Ohne ein weiteres Wort richtete sich sein Gefährte auf und übernahm die Führung.
»Sieh dort«, sagte er nach wenigen Metern, »das Haupt der Medusa.«
Von der Decke quoll ein erstarrter Lavastrom, dessen Wülste Schlangen glichen. Nach unten verwuchsen sie zu einem Gebilde, dem der Zufall ein Dämonenantlitz angefertigt hatte. Gerichtet hing es als Mahnung am Wege. Die Metapher ging auf Kogol zurück, ebenso der Name. Ohne Zweifel, dies mußte der Gang sein, der zum Kamin führte. Schnell schritt Simak vorbei. Gould riß sich von dem Anblick los und folgte ihm.

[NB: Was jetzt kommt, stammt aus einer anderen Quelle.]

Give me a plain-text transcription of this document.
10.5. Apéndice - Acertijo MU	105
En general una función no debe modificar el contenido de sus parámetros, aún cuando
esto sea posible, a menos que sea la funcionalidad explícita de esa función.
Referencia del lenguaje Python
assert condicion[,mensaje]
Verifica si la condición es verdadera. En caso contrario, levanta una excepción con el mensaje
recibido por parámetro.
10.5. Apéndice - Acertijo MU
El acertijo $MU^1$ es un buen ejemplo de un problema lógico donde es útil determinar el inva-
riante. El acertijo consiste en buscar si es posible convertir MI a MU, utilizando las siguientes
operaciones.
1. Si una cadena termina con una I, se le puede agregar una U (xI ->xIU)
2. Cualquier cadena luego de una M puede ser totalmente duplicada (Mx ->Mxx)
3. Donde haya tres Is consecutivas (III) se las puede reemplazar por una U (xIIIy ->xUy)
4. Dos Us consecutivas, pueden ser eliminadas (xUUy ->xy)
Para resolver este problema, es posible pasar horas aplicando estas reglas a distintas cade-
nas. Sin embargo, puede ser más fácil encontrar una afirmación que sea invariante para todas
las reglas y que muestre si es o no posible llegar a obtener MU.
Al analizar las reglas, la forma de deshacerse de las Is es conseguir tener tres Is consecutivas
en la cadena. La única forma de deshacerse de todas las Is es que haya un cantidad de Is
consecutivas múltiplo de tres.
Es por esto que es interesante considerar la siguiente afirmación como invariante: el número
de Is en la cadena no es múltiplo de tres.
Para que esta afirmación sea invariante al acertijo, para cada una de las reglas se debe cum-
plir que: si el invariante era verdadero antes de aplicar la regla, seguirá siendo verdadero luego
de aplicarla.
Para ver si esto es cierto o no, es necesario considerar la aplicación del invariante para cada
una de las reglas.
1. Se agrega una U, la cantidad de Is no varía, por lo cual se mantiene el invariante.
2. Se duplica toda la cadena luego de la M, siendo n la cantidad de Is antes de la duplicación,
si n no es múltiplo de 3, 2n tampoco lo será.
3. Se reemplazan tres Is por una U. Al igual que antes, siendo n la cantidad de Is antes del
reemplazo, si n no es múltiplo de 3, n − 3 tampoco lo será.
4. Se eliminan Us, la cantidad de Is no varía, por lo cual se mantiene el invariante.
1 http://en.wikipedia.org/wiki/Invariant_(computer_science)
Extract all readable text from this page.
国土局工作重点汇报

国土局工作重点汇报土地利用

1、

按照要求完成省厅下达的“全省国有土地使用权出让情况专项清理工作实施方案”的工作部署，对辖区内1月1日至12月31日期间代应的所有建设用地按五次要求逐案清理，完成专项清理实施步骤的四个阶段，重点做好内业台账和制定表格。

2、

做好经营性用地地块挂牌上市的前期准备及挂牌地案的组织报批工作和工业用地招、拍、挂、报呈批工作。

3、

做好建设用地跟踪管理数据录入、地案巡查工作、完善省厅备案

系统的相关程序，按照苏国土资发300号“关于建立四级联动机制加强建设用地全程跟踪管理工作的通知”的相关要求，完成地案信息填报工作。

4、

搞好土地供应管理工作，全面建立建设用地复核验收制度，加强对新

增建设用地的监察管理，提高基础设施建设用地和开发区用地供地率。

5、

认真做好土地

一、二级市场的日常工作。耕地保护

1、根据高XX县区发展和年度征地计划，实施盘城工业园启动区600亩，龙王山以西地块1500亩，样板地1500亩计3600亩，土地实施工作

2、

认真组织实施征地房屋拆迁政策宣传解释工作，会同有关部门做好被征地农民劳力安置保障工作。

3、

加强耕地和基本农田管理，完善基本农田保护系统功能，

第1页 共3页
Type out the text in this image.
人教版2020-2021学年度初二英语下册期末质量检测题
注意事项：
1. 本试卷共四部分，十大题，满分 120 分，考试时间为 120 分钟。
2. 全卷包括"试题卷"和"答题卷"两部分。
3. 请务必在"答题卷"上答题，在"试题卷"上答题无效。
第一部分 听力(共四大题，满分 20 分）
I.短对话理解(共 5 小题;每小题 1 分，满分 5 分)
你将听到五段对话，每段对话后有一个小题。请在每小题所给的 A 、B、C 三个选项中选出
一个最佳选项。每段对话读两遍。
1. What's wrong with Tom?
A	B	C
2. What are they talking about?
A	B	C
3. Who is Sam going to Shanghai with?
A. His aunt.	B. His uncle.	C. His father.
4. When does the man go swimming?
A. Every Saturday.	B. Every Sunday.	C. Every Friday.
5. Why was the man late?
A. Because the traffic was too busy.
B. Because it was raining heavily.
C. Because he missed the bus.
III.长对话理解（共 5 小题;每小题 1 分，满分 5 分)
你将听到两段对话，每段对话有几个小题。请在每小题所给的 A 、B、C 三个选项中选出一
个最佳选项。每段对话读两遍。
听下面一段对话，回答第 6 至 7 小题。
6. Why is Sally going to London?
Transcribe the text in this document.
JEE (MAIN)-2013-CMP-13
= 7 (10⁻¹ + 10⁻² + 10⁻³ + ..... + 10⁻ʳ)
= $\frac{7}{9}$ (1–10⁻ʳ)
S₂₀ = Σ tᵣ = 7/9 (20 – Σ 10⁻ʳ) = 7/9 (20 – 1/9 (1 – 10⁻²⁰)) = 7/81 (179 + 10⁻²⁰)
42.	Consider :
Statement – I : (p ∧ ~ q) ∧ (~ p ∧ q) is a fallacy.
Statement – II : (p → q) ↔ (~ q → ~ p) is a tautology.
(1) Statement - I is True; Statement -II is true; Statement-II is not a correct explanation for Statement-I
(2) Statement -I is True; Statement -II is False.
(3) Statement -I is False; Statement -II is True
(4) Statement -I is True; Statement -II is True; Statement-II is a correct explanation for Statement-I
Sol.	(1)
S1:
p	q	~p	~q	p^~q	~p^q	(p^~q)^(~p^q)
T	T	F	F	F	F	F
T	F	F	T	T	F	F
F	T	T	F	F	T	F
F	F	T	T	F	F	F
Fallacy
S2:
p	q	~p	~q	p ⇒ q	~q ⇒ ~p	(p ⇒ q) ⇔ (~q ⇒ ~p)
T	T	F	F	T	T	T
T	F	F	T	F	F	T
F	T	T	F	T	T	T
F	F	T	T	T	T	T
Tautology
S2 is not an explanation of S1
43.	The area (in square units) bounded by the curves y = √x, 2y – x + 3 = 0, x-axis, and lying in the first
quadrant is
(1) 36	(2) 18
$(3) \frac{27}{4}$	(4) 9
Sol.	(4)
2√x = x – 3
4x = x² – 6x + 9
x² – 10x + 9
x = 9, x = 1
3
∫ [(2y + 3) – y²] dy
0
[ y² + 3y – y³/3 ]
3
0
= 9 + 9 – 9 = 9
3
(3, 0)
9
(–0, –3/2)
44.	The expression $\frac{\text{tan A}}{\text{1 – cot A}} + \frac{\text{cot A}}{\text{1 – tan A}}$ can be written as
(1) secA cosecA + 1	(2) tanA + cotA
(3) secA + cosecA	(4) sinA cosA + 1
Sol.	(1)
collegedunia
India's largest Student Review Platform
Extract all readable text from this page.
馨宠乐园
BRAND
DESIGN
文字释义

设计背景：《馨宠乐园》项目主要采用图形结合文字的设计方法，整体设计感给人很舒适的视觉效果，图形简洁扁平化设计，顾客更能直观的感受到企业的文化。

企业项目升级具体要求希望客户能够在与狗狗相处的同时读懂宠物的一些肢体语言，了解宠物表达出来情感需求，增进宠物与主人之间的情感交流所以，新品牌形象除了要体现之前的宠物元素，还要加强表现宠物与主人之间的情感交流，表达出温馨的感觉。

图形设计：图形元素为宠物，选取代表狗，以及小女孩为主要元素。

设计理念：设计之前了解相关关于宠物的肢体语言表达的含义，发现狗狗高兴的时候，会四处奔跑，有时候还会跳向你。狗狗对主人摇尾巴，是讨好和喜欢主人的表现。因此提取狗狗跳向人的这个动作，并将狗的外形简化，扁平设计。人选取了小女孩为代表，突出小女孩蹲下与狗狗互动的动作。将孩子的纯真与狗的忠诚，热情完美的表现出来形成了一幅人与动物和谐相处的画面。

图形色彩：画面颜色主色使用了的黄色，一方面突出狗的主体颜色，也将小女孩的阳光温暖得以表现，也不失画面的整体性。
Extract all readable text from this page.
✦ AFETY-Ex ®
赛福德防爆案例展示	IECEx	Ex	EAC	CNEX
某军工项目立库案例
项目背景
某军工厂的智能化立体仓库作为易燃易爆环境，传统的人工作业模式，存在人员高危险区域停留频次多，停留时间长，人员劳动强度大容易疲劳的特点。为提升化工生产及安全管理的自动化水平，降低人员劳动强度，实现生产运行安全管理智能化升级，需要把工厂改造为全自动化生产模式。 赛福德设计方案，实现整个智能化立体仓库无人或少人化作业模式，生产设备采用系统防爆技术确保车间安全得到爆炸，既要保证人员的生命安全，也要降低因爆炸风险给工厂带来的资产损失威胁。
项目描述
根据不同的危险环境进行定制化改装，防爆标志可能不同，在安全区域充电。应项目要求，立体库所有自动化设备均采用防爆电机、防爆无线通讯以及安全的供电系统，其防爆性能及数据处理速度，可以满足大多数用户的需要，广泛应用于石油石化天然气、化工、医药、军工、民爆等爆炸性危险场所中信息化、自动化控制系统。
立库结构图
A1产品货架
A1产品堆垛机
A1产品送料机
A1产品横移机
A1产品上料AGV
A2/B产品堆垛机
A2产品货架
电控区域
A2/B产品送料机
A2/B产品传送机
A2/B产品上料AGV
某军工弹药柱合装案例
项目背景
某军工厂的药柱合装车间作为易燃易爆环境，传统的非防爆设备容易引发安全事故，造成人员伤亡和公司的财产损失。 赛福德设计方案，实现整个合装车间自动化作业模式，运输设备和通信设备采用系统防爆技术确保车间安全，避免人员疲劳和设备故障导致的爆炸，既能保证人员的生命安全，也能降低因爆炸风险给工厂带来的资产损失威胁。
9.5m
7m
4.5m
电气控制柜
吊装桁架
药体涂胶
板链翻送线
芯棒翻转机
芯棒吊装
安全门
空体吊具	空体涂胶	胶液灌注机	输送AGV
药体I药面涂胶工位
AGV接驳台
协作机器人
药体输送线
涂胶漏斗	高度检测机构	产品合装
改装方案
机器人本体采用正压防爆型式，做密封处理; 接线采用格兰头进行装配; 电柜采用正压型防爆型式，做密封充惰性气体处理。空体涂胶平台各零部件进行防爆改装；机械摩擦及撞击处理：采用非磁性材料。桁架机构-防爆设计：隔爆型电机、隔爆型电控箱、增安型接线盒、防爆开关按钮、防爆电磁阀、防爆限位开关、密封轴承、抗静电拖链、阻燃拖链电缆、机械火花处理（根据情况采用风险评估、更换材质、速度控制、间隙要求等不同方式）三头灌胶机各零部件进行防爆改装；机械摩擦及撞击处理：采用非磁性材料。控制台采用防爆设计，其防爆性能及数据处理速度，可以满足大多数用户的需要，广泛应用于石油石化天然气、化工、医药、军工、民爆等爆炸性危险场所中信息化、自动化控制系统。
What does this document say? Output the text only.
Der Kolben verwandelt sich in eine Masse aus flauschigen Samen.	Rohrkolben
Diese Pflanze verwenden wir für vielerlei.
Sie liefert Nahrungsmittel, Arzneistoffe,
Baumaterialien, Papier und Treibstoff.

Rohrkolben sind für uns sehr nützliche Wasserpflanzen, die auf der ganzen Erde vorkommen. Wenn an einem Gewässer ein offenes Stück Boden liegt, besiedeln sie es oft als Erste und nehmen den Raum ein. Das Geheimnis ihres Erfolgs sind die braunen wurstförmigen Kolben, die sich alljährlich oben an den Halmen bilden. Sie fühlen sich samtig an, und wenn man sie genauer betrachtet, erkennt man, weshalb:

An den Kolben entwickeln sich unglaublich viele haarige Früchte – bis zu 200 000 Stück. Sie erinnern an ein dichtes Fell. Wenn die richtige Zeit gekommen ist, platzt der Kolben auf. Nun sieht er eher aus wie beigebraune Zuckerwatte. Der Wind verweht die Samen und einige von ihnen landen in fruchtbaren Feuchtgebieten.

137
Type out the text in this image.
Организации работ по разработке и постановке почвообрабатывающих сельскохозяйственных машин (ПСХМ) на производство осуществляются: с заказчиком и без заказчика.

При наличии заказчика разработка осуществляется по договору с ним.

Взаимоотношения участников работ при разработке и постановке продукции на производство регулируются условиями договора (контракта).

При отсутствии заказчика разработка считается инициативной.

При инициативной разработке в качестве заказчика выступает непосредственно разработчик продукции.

Während einer längeren Strecke schoben sich die Wände so nah heran, daß die Schultern an ihnen schabten. Doch wie der Kopf einer Kobra blähte sich der Gang schließlich auf. Sie befanden sich im kleinen Mosaiksaal, den sie beide aus Kogols Beschreibung kannten.
Eingebettet in lasierenden Purpur leuchteten schwarze, blaue und goldene Kristallströme. An einer Stelle entstand das Bild einer Landschaft, an einer anderen das eines Fabelwesens. Sie nahmen sich nicht die Zeit zu verweilen.
Der Gang teilte sich. Sie folgten der markierten rechten Abzweigung. Der Boden senkte sich ein wenig, war aber eben. Kurze Zeit später standen sie vor einem scharfen Knick nach links.
Die Stirnwand zog Goulds Blicke auf sich. Gläsern verschmolzen, wirkten ihre Buckel wie in Gallerte gebettete Augen. Blind starrten sie dem Ankömmling entgegen. Simak drängte.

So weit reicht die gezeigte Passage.